We will first show that each coset $aH$ consists of $m$ different elements.

Let $H = \left\{ {{h_1},{h_2}, \ldots ,{h_m}} \right\}$, then $a{h_1},a{h_2}, \ldots ,a{h_m}$ are the $m$ members of $aH$, all distinct. So let $a{h_i} = a{h_j} \Rightarrow {h_i} = {h_j}$ be the cancellation law of $G$.

Since $G$ is a finite group, the number of distinct left cosets will also be finite, say $k$. Hence the total number of elements of all cosets is $km$ which is equal to the total number of elements of $G$. Hence
$n = mk$

This shows that $m$, the order of $H$, is advisor of $n$, the order of the group $G$. We also see that the index $k$ is also a divisor of the order of the group.

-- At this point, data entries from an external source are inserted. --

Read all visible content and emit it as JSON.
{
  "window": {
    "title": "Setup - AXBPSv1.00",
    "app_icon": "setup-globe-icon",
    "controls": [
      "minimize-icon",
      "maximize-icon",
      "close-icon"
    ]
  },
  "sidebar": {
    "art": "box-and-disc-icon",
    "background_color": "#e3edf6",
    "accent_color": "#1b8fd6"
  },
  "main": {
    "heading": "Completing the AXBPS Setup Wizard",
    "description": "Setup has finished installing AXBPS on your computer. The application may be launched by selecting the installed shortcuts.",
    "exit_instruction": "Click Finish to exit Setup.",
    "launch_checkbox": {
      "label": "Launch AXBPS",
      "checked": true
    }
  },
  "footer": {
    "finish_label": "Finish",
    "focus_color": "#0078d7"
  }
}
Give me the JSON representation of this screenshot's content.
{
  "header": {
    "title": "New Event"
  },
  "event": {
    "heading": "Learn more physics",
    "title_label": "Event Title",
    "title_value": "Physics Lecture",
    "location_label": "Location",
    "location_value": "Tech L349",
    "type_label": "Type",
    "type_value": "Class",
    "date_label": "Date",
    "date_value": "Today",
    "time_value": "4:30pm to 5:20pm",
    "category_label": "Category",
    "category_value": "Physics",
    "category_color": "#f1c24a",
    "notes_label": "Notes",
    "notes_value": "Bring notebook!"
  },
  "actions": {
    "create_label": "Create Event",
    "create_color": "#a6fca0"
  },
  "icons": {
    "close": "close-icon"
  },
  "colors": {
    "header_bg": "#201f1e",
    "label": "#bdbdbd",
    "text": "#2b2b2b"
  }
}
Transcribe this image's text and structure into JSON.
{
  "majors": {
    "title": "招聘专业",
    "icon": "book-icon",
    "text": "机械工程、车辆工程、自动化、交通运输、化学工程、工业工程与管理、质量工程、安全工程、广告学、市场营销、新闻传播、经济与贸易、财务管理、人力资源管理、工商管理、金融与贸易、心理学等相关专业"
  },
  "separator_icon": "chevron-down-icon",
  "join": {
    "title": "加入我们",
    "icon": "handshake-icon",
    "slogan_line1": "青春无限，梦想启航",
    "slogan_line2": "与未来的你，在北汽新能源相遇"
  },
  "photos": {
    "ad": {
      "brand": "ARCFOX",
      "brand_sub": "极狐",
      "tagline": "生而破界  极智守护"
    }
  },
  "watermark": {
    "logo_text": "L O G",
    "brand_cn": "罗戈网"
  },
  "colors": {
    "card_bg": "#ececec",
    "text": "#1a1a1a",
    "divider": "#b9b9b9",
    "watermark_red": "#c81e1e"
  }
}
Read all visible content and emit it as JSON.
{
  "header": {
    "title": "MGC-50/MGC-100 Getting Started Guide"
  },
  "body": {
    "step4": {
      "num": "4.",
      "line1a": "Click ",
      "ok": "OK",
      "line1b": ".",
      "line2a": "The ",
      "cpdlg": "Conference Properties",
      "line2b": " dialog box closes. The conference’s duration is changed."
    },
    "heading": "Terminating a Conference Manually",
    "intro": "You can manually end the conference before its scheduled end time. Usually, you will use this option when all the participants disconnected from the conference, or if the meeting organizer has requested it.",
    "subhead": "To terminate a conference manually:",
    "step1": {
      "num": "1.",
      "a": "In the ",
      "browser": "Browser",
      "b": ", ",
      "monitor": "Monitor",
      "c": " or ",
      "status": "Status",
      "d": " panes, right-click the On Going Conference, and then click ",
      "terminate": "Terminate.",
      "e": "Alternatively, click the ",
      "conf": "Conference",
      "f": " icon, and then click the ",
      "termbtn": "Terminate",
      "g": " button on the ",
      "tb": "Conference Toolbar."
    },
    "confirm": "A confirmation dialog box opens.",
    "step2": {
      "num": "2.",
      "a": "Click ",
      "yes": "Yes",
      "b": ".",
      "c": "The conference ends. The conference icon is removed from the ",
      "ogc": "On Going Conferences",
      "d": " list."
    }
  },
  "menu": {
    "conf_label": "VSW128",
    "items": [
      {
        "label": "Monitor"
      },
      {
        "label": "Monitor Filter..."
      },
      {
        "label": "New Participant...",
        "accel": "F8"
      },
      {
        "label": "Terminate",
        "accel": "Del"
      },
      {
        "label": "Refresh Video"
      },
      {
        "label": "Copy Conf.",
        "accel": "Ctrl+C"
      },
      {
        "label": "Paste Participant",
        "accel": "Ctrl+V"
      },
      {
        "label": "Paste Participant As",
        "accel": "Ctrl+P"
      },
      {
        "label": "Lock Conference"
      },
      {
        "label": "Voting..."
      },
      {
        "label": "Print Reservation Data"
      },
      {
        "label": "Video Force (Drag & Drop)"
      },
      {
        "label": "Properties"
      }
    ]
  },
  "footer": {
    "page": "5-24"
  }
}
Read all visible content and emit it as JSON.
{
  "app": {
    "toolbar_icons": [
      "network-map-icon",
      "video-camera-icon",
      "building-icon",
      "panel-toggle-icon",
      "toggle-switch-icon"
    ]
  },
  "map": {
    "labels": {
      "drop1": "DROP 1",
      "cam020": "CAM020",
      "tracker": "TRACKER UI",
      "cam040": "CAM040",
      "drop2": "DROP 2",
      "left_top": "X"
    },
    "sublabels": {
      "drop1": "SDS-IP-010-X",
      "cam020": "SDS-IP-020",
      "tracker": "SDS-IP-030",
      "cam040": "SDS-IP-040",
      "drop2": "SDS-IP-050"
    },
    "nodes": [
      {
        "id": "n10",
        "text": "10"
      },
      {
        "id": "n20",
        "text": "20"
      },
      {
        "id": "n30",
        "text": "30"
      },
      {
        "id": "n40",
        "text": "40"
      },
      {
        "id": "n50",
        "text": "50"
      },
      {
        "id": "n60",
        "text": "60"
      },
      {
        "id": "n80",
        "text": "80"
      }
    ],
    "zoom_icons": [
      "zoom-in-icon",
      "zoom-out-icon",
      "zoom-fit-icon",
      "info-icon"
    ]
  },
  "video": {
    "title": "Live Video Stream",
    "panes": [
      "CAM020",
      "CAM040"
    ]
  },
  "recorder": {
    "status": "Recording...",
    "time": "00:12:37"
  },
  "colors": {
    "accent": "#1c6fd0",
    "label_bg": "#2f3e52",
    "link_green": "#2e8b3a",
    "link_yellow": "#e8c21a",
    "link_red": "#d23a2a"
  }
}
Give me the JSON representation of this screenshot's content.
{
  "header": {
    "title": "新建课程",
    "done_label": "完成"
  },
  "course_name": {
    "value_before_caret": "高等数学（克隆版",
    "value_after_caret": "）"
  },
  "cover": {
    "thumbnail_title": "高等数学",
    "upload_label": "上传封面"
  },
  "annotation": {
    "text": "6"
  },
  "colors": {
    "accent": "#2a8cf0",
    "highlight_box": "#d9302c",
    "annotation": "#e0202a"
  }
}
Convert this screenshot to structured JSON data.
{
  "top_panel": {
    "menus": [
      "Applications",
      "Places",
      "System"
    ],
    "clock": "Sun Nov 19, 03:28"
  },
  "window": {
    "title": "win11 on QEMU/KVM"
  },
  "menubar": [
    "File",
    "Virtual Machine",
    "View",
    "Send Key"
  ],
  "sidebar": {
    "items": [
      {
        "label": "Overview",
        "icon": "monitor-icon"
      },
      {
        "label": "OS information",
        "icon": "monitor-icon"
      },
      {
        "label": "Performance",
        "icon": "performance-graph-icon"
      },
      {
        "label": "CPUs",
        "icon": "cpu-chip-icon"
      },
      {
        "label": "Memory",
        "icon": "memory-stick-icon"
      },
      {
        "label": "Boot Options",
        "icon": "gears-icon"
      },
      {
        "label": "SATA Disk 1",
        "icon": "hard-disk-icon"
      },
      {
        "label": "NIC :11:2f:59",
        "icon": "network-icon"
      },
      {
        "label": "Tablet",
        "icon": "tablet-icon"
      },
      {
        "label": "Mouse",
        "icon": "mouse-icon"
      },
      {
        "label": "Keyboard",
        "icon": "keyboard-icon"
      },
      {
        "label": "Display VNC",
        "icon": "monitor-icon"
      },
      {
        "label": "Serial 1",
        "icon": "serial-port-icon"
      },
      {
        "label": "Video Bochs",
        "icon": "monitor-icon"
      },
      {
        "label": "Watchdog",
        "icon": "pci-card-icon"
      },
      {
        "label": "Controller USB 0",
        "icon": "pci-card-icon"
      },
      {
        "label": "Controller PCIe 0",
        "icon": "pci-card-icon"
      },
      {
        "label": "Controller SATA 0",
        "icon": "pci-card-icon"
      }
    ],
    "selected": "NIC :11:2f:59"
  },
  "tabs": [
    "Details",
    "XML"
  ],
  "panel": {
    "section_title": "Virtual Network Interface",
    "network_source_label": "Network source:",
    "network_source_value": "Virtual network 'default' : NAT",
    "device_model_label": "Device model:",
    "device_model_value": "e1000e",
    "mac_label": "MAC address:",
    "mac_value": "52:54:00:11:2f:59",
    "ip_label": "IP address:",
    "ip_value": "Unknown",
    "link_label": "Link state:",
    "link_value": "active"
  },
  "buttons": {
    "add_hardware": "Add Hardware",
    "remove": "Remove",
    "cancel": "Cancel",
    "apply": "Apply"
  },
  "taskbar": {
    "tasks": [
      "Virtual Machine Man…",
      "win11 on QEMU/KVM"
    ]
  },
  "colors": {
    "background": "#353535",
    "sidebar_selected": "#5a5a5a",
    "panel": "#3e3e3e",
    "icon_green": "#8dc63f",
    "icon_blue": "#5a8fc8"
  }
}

Corollary 1: If $G$ is of finite order $n$, then the order of any $a \in G$ divides the order of $G$ and in particular ${a^n} = e$.

Proof: Let $a$ be of order $m$ is the least positive integer such that ${a^m} = e$.

Then it is easy to verify that the elements $a,{a^2},{a^3}, \ldots ,{a^{m - 1}},{a^m} = e$ of $G$ are all distinct and form a subgroup.
Since this subgroup is of order $m$, it follows that $m$, the order of $a$, is a divisor of the order of the group.

We may write $n = mk$, where $k$ is a positive integer. Then ${a^n} = {a^{mk}} = {\left( {{a^m}} \right)^k} = e$.

Corollary 2: A finite group of prime order has no proper subgroups.

Proof: Let the order of the group $G$ be a prime number $p$. Since $p$ is a prime, its only divisors are $1$ and $p$. Therefore the only subgroup of $G$ are $\left\{ e \right\}$ and $G$, i.e. the group $G$ has no proper subgroup.

Corollary 3: Every group of prime order is cyclic.

Proof: Let $G$ be a group of prime order of $p$ and let $a \ne e \in G$. Since the order of $a$ is a divisor of $p$, it is either $1$ or $p$. But $o\left( a \right) \ne 1$, since $a \ne e$.
Therefore, $o\left( a \right) = p$, and the cyclic subgroup of $G$ generated by $a$ is also of order $p$. It follows that $G$ is identical with the cyclic subgroup generated by $a$, i.e. $G$ is cyclic.

Corollary 4: Every finite group of composite order possesses proper subgroups.

Corollary 5: If $p$ is a prime number which does not divide the integer $a$ then ${a^{p - 1}} \equiv 1\left( {\bmod p} \right)$.